Overheard

Standing in a check-out line recently behind two young women, I heard one of them saying to the other: "I wish I could find a man who would love me even if I stopped shaving my legs."

The two of them went on to lament the dearth of straight men who would love them for various choices they identified as failures to be sufficiently feminine/lovable. Men don't love women who don't shave their legs. Men don't love women who are fat. Men don't love women who are smart. Men don't love women who are ambitious in their careers. They knew some men who liked smart women, or some men who wouldn't care about hairy legs, but to find a man who loved a woman that was all of these things...!

That man is a unicorn. And, even if he weren't, he would be impossible to find. I wouldn't even know how to find a man like that.

They spoke of the prospect as if they were contemplating the Twelve Labors of Hercules.

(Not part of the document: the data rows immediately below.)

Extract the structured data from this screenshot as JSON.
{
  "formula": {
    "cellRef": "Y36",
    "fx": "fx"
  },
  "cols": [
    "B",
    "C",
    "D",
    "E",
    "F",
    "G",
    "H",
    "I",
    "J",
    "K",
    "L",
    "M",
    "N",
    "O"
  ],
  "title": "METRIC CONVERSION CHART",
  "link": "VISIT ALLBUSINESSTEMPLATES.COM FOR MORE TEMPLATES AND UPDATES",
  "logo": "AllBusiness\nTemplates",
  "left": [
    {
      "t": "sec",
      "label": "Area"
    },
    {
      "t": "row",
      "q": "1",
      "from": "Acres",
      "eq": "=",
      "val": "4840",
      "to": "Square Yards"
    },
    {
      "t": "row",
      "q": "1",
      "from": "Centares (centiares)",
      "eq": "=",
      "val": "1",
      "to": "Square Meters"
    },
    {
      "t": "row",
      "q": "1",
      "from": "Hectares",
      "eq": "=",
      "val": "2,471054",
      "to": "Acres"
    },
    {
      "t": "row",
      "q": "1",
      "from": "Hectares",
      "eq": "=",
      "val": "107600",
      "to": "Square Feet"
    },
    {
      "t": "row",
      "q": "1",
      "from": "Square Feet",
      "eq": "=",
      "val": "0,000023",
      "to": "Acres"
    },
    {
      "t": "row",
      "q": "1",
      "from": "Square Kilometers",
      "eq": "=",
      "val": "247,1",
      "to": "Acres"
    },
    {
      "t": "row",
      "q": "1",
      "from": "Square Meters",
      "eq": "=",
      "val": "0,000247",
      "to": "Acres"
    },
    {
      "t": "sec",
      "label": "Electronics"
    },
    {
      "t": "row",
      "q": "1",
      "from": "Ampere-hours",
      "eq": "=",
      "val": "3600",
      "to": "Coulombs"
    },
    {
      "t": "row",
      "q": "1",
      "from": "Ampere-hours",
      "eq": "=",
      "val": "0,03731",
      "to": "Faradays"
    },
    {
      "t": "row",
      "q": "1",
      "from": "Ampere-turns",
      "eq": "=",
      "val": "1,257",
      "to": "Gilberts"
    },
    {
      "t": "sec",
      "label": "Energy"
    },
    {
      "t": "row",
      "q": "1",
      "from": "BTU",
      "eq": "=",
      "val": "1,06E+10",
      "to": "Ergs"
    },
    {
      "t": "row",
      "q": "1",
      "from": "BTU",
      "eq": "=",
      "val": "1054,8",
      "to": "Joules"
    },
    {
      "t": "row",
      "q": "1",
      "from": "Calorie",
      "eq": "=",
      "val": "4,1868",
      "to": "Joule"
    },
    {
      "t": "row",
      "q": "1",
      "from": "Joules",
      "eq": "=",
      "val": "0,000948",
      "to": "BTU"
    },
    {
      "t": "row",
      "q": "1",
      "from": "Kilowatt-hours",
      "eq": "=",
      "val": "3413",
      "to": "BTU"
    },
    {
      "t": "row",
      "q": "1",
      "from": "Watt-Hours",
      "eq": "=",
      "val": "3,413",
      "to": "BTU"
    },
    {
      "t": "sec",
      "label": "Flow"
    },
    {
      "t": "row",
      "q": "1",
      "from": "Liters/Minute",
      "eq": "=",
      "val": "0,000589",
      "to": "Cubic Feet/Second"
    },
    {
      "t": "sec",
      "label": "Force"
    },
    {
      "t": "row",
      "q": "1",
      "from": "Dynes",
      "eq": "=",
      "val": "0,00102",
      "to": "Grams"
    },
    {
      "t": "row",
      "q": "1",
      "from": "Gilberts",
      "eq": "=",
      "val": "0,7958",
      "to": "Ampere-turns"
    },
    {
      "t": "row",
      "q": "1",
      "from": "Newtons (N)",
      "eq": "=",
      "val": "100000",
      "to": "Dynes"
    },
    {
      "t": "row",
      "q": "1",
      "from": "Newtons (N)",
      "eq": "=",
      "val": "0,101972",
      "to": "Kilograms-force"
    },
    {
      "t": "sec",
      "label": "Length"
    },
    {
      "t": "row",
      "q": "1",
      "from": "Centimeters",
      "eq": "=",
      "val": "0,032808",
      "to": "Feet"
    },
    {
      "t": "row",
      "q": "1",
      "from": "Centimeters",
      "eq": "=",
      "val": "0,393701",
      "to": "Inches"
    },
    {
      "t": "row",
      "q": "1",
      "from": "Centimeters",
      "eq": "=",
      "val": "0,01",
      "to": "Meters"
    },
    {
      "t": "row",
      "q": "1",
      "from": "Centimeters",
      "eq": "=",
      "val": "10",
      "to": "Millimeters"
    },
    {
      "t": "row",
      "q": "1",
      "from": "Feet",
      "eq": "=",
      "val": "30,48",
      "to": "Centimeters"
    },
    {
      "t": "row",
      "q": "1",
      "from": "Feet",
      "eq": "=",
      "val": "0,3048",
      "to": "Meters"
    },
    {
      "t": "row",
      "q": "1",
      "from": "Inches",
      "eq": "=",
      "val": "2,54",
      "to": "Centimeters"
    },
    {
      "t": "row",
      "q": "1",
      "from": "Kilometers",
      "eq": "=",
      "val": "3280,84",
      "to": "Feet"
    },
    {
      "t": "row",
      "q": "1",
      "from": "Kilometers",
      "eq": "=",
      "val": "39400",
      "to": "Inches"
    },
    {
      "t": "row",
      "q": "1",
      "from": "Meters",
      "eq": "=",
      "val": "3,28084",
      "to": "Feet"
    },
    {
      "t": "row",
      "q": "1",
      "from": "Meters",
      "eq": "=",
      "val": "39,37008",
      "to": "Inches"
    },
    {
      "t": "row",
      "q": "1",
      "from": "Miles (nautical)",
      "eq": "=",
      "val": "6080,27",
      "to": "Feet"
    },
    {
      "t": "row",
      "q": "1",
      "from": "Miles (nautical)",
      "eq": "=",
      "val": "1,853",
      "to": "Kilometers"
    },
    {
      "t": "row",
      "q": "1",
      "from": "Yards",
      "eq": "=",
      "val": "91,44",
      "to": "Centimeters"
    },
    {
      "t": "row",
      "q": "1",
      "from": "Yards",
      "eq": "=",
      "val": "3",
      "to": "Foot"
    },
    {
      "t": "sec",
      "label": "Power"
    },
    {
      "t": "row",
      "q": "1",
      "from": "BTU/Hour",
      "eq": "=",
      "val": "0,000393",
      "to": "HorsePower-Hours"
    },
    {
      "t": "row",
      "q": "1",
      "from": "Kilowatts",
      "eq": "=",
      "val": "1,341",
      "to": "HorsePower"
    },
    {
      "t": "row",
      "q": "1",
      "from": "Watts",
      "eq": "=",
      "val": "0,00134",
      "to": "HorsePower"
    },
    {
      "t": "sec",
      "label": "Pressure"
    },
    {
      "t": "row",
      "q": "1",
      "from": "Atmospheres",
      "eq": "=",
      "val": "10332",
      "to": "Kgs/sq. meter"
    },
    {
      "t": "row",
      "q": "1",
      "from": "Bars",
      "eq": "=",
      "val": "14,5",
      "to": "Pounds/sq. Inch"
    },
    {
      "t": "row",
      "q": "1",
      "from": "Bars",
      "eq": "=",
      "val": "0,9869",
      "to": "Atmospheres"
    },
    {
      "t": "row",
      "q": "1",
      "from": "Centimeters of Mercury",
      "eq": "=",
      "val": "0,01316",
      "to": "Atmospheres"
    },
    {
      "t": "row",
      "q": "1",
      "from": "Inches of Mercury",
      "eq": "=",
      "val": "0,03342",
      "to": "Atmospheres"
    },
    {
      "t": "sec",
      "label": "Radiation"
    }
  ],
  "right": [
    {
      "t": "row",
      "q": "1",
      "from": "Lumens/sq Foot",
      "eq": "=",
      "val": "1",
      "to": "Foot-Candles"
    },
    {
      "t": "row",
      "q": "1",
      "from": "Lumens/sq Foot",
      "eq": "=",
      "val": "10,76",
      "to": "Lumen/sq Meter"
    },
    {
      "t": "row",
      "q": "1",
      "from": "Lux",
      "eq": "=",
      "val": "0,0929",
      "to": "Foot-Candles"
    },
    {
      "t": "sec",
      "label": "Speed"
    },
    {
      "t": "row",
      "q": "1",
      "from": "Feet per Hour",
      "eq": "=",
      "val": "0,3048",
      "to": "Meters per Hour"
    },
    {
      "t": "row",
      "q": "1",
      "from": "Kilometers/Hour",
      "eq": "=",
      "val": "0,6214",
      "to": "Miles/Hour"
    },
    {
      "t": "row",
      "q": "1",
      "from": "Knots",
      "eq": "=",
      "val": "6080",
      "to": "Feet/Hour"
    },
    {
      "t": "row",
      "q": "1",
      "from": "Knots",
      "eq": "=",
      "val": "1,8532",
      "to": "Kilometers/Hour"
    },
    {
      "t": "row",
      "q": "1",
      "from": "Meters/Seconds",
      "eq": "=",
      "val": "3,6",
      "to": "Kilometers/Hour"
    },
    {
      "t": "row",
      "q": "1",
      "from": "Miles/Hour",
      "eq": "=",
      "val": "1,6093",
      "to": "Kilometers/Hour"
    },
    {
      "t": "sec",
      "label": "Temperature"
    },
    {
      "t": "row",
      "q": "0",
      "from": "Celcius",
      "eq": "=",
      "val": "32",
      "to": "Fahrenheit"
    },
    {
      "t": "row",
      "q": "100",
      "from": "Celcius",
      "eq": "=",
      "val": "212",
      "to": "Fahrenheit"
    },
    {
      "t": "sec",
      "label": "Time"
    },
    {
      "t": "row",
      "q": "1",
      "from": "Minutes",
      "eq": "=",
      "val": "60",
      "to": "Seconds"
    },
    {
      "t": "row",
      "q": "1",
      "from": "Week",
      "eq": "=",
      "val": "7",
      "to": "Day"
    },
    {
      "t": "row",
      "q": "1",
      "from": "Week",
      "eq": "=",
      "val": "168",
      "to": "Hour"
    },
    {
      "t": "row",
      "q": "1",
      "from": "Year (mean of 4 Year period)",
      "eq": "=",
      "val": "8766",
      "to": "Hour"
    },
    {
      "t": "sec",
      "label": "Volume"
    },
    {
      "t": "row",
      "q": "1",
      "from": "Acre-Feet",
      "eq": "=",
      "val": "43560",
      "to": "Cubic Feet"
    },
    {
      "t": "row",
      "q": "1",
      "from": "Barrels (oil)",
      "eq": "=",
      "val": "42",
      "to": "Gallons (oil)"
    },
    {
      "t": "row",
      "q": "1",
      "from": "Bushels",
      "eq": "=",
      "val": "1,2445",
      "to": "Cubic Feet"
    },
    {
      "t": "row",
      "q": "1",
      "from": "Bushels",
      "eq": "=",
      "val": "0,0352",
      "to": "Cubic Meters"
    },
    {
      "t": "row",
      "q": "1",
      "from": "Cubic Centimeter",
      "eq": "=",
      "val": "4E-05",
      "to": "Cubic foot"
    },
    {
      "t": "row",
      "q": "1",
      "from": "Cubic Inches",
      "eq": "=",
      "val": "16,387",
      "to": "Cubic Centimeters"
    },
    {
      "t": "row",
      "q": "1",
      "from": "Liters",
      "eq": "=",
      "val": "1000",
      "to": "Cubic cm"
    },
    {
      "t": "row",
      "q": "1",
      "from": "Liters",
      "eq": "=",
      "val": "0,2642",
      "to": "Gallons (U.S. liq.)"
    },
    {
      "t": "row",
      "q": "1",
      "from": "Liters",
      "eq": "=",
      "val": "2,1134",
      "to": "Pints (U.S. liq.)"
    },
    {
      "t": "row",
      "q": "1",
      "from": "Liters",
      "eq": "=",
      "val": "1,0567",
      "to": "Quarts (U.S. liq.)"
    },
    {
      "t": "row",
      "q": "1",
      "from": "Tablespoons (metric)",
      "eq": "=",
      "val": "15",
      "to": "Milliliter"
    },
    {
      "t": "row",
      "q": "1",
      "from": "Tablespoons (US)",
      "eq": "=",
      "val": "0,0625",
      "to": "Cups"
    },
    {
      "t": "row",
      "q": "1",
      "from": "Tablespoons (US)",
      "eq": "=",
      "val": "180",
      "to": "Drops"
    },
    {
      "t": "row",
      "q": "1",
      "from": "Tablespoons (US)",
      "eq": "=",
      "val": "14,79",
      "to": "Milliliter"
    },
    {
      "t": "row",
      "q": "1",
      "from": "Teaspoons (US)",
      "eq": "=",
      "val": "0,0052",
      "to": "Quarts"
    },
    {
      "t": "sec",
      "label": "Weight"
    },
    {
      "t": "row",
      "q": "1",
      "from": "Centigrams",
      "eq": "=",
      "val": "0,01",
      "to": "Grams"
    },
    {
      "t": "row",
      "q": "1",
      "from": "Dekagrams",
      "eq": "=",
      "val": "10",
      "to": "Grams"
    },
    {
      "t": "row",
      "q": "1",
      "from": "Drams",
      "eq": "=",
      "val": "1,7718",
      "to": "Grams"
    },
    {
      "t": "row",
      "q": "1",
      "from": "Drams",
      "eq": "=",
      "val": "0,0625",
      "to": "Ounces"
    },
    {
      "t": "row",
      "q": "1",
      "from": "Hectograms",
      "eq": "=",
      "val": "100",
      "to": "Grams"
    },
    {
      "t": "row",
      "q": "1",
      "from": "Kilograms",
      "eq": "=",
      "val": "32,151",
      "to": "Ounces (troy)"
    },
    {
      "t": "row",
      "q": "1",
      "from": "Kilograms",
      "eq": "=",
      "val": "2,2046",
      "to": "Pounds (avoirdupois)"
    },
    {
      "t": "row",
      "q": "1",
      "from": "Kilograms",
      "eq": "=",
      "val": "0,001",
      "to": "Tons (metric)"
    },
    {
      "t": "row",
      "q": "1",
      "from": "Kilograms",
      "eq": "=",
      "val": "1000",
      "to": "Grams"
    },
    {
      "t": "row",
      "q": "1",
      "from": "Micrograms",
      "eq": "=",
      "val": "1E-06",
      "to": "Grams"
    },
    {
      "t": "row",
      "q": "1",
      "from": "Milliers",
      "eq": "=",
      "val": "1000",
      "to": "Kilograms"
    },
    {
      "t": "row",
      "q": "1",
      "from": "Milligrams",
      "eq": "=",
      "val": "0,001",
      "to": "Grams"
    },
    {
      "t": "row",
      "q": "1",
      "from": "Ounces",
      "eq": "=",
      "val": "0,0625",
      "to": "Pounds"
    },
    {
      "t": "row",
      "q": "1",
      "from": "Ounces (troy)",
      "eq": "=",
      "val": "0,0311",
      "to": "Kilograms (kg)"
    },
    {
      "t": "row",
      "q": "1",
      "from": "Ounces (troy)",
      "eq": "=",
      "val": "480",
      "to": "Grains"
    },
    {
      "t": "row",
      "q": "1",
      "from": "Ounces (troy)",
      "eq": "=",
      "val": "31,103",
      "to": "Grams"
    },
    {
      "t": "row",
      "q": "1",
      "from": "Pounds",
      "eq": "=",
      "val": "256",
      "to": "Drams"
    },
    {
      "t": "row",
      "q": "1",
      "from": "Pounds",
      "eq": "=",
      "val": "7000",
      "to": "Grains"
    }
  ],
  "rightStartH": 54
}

One of them reached for a copy of Cosmo, as if the answer might be in there.

"You have to be the person you want someone to love," I blurted out. I couldn't help myself. The Cosmo had rendered my filtering mechanism nonfunctional, like some kind of glossy, perfumed Kryptonite. They looked at me, at my face reddening with shyness. "If you want a partner who loves you with unshaven legs, stop shaving your legs. I think, um, you only find someone to love the person you want to be by being that person, by giving someone the chance to fall in love with you with hairy legs and all."

They blinked at me.

"Like, don't try to be perfect?" one of them asked.

I nodded. "Like, don't try to be perfect." There was a pause, while they contemplated. I wanted to hug them and tell them that everything they hear is wrong, that they should not suppress their individualism in pursuit of some generic brand of perfection, as arbitrary as it is elusive, that love is really only meaningful when it is honest, and that love should free them, not be an exercise in maintaining an artifice that only serves to make them feel small. Instead, I said: "Anyway, I'm sorry, I didn't mean to stick my nose into your conversation. My apologies."

"It's okay," said the other. They smiled and turned back around. Cosmo went back on the shelf.

I looked at the cover. Sex tips. How to look good naked. Fashion trends. How to cater to your man's emotional needs. Try to be perfect.

What a cruel lie it is that we should be something we don't want to be, in order that we may receive the love that we need.